MercoPress. South Atlantic News Agency
Monday, May 18th 2026 - 05:37 UTC
The Falklands have 3,662 inhabitants and a per capita income higher than that of the United Kingdom
The Falkland Islands are going through their traditional “commemoration season,” the cycle of ceremonies that recall the 1982 war each year, culminating in Liberation Day on 14 June, at a moment defined by two overlapping realities: the consolidation of the archipelago as a small economic power in the South Atlantic and the reactivation of diplomatic tensions with the United States and Argentina. A feature published on Saturday by the British newspaper The Sunday Times, written by Matthew Campbell from Fitzroy, captures the contrast between growing economic prosperity and the anxiety generated by the recent leak of a Pentagon memorandum.

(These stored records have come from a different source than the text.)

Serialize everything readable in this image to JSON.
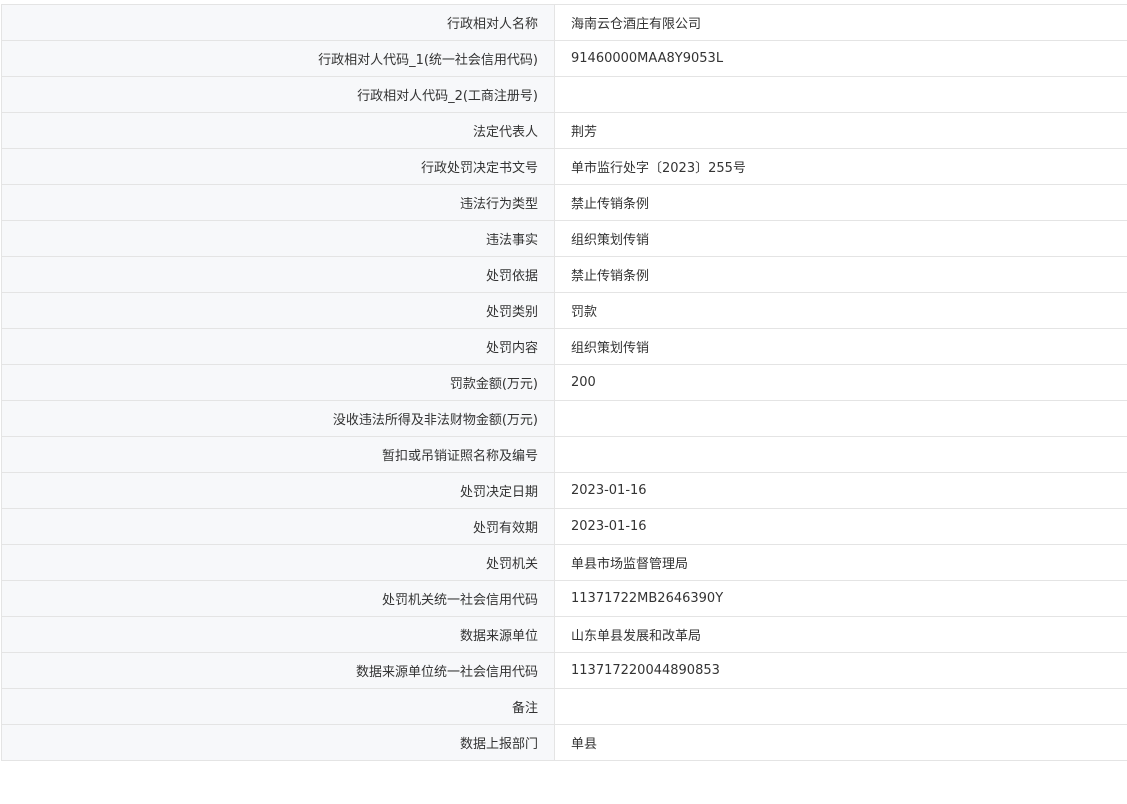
{
  "rows": [
    {
      "label": "行政相对人名称",
      "value": "海南云仓酒庄有限公司"
    },
    {
      "label": "行政相对人代码_1(统一社会信用代码)",
      "value": "91460000MAA8Y9053L"
    },
    {
      "label": "行政相对人代码_2(工商注册号)",
      "value": ""
    },
    {
      "label": "法定代表人",
      "value": "荆芳"
    },
    {
      "label": "行政处罚决定书文号",
      "value": "单市监行处字〔2023〕255号"
    },
    {
      "label": "违法行为类型",
      "value": "禁止传销条例"
    },
    {
      "label": "违法事实",
      "value": "组织策划传销"
    },
    {
      "label": "处罚依据",
      "value": "禁止传销条例"
    },
    {
      "label": "处罚类别",
      "value": "罚款"
    },
    {
      "label": "处罚内容",
      "value": "组织策划传销"
    },
    {
      "label": "罚款金额(万元)",
      "value": "200"
    },
    {
      "label": "没收违法所得及非法财物金额(万元)",
      "value": ""
    },
    {
      "label": "暂扣或吊销证照名称及编号",
      "value": ""
    },
    {
      "label": "处罚决定日期",
      "value": "2023-01-16"
    },
    {
      "label": "处罚有效期",
      "value": "2023-01-16"
    },
    {
      "label": "处罚机关",
      "value": "单县市场监督管理局"
    },
    {
      "label": "处罚机关统一社会信用代码",
      "value": "11371722MB2646390Y"
    },
    {
      "label": "数据来源单位",
      "value": "山东单县发展和改革局"
    },
    {
      "label": "数据来源单位统一社会信用代码",
      "value": "113717220044890853"
    },
    {
      "label": "备注",
      "value": ""
    },
    {
      "label": "数据上报部门",
      "value": "单县"
    }
  ]
}
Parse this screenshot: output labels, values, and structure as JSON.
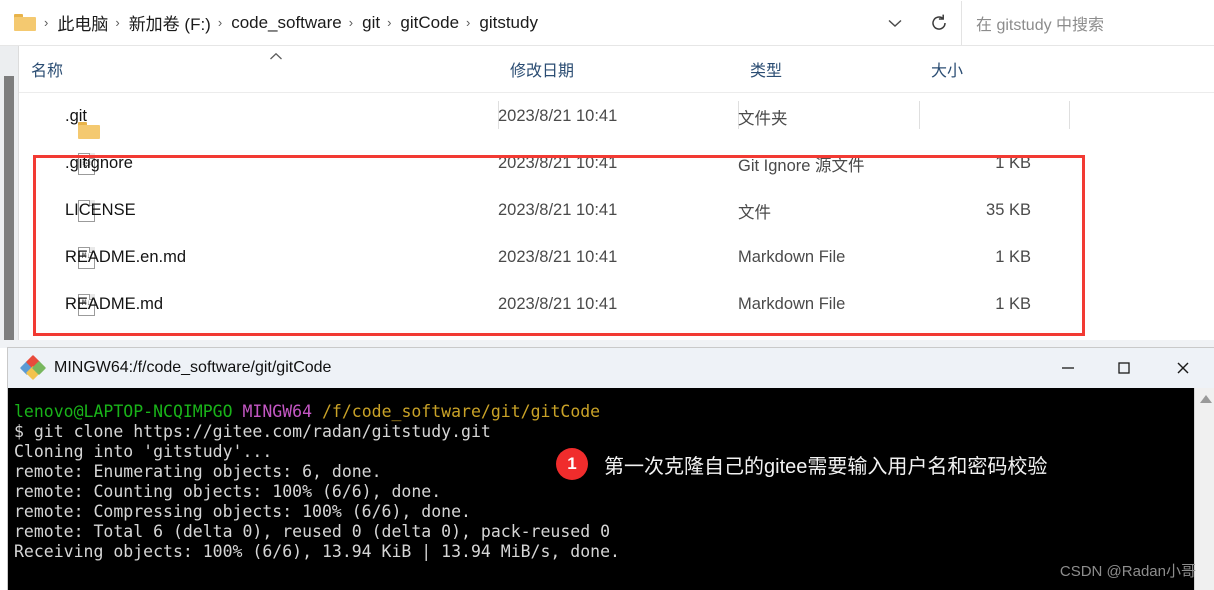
{
  "explorer": {
    "address": {
      "folder_icon": "folder-icon",
      "crumbs": [
        "此电脑",
        "新加卷 (F:)",
        "code_software",
        "git",
        "gitCode",
        "gitstudy"
      ],
      "separator": "›",
      "chevron_icon": "chevron-down-icon",
      "refresh_icon": "refresh-icon",
      "search_placeholder": "在 gitstudy 中搜索"
    },
    "columns": [
      {
        "label": "名称",
        "key": "name"
      },
      {
        "label": "修改日期",
        "key": "date"
      },
      {
        "label": "类型",
        "key": "type"
      },
      {
        "label": "大小",
        "key": "size"
      }
    ],
    "sort_caret": "▲",
    "rows": [
      {
        "name": ".git",
        "date": "2023/8/21 10:41",
        "type": "文件夹",
        "size": "",
        "icon": "folder-icon"
      },
      {
        "name": ".gitignore",
        "date": "2023/8/21 10:41",
        "type": "Git Ignore 源文件",
        "size": "1 KB",
        "icon": "gitignore-file-icon"
      },
      {
        "name": "LICENSE",
        "date": "2023/8/21 10:41",
        "type": "文件",
        "size": "35 KB",
        "icon": "generic-file-icon"
      },
      {
        "name": "README.en.md",
        "date": "2023/8/21 10:41",
        "type": "Markdown File",
        "size": "1 KB",
        "icon": "markdown-file-icon"
      },
      {
        "name": "README.md",
        "date": "2023/8/21 10:41",
        "type": "Markdown File",
        "size": "1 KB",
        "icon": "markdown-file-icon"
      }
    ],
    "highlight_color": "#f23a33"
  },
  "terminal": {
    "title": "MINGW64:/f/code_software/git/gitCode",
    "app_icon": "git-bash-icon",
    "window_buttons": {
      "minimize": "—",
      "maximize": "▢",
      "close": "✕"
    },
    "scroll_up_icon": "scroll-up-arrow-icon",
    "prompt": {
      "user_host": "lenovo@LAPTOP-NCQIMPGO",
      "shell": "MINGW64",
      "path": "/f/code_software/git/gitCode"
    },
    "lines": [
      "$ git clone https://gitee.com/radan/gitstudy.git",
      "Cloning into 'gitstudy'...",
      "remote: Enumerating objects: 6, done.",
      "remote: Counting objects: 100% (6/6), done.",
      "remote: Compressing objects: 100% (6/6), done.",
      "remote: Total 6 (delta 0), reused 0 (delta 0), pack-reused 0",
      "Receiving objects: 100% (6/6), 13.94 KiB | 13.94 MiB/s, done."
    ],
    "colors": {
      "user_host": "#19b319",
      "shell": "#c457c4",
      "path": "#c9a227",
      "text": "#d6d6d6",
      "background": "#000000"
    }
  },
  "annotation": {
    "badge": "1",
    "text": "第一次克隆自己的gitee需要输入用户名和密码校验",
    "badge_color": "#f02c2c"
  },
  "watermark": "CSDN @Radan小哥"
}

The Falklands have 3,662 inhabitants and a per capita income higher than that of the United Kingdom, a transformation driven by the 200-mile fisheries exclusion zone established in 1986, which generated licences for foreign fleets to catch Illex and Loligo squid and Patagonian toothfish. Those two species today account for roughly 60% of the archipelago's gross domestic product. “Before the war we were a nation of scroungers,” said sheep farmer Ailsa Heathman, 67, whose family estancia was occupied by British soldiers of 3 Para during the conflict. “Fish brought money, paved roads, free education, health and dental care.”